No stopword handling for extremely common terms. IDF handles common terms gracefully in theory, but in a small memory store (< 1,000 memories), IDF statistics are noisy. A term appearing in 600 of 1,000 memories still has IDF ≈ 0.51, which sounds low but will still outweigh a rare term appearing 3 times in the TF component of a long memory. For small stores, a small stopword list (20–50 terms: "user", "memory", "note", "said", "told", "mentioned", "works", "likes") is a pragmatic fix.

Score-summing BM25 with cosine similarity directly. BM25 score 12.5 and cosine similarity 0.87 are not addable. Any weighted sum of these values produces a result that changes behavior when either distribution shifts — a new embedding model update, a corpus growth spurt. Use rank-based fusion (RRF) at the fusion layer. The scores only need to be good enough to produce the right ranked list within each retriever; they never need to be comparable across retrievers.

Implementation choices

  • Tantivy / Lucene: mature, fast, custom analyzers. Best for dedicated search infrastructure.
  • Postgres + tsvector + ts_rank_cd: good when you're already on Postgres and don't want a separate index. Use normalization flag 32 for bounded score output.
  • SQLite FTS5: built-in BM25 in embedded mode — surprisingly fast at the 100K-memory scale. Column weights are passed at query time via the bm25() function.

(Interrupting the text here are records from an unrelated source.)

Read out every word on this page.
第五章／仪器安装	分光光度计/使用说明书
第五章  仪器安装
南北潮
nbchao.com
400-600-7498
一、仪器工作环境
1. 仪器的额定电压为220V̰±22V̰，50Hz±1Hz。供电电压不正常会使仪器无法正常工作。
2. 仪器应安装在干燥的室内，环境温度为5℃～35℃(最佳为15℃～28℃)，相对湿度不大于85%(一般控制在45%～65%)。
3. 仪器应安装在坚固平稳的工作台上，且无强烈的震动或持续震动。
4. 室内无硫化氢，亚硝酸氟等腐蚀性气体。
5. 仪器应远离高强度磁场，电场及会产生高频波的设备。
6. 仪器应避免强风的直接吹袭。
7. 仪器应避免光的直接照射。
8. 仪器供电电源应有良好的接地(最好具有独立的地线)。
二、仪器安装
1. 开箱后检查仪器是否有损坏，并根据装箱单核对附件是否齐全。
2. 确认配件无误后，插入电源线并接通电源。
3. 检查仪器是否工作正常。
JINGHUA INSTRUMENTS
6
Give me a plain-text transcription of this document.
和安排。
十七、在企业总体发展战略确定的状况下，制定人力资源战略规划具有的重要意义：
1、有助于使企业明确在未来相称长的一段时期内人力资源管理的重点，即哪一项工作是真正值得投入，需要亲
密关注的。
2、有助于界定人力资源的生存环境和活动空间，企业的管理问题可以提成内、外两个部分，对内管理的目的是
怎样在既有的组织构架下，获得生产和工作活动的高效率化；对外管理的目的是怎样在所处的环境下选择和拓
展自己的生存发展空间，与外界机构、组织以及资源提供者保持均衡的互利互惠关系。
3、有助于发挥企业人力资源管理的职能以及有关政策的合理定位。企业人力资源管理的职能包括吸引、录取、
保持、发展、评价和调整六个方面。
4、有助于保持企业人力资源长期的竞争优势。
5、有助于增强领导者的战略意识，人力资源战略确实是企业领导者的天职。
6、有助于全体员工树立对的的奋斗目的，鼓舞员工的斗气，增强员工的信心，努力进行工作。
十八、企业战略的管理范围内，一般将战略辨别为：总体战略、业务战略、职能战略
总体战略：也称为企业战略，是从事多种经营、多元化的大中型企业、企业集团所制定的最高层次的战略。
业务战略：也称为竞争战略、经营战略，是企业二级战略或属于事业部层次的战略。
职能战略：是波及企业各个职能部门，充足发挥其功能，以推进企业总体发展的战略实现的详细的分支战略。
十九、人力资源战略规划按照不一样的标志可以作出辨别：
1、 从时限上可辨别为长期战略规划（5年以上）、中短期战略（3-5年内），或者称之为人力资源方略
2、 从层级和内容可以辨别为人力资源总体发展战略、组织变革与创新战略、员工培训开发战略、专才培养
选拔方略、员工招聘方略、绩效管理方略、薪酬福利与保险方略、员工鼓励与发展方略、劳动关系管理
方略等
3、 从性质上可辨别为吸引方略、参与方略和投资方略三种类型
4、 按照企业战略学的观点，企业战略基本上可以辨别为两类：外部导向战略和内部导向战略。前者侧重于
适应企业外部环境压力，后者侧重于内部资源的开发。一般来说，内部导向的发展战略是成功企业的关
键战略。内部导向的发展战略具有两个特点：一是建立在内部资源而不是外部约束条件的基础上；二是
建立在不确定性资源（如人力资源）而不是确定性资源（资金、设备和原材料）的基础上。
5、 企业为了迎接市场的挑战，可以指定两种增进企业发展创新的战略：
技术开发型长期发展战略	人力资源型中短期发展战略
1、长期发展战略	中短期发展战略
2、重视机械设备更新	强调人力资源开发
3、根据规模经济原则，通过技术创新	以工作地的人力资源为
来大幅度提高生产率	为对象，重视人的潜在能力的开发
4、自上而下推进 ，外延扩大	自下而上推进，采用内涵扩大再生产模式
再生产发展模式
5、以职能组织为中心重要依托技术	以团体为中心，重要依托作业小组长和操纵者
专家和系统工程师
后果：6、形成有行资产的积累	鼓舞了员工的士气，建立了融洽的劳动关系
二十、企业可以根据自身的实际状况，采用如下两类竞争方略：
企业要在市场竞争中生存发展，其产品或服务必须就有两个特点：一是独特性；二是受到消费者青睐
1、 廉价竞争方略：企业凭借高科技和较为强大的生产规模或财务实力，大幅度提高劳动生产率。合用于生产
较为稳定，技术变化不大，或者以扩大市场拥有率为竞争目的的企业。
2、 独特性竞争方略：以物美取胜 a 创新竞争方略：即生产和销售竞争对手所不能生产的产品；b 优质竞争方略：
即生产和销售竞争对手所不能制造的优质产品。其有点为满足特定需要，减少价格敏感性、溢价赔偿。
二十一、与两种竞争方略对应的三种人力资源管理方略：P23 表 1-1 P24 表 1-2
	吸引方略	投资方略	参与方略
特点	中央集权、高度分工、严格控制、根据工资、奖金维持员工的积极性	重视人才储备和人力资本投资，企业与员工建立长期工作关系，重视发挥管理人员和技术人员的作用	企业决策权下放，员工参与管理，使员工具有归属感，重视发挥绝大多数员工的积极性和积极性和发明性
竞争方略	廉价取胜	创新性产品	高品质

At the 10M+ memory scale, dedicated lexical infrastructure (Tantivy in-process, or a Postgres extension) outperforms general-purpose ranking by 10–20× on tail latency. The p99 for lexical retrieval on a 10M-memory store sits at approximately 12ms — well within the 50ms total retrieval budget that includes semantic, entity-graph, and temporal retrievers all running in parallel.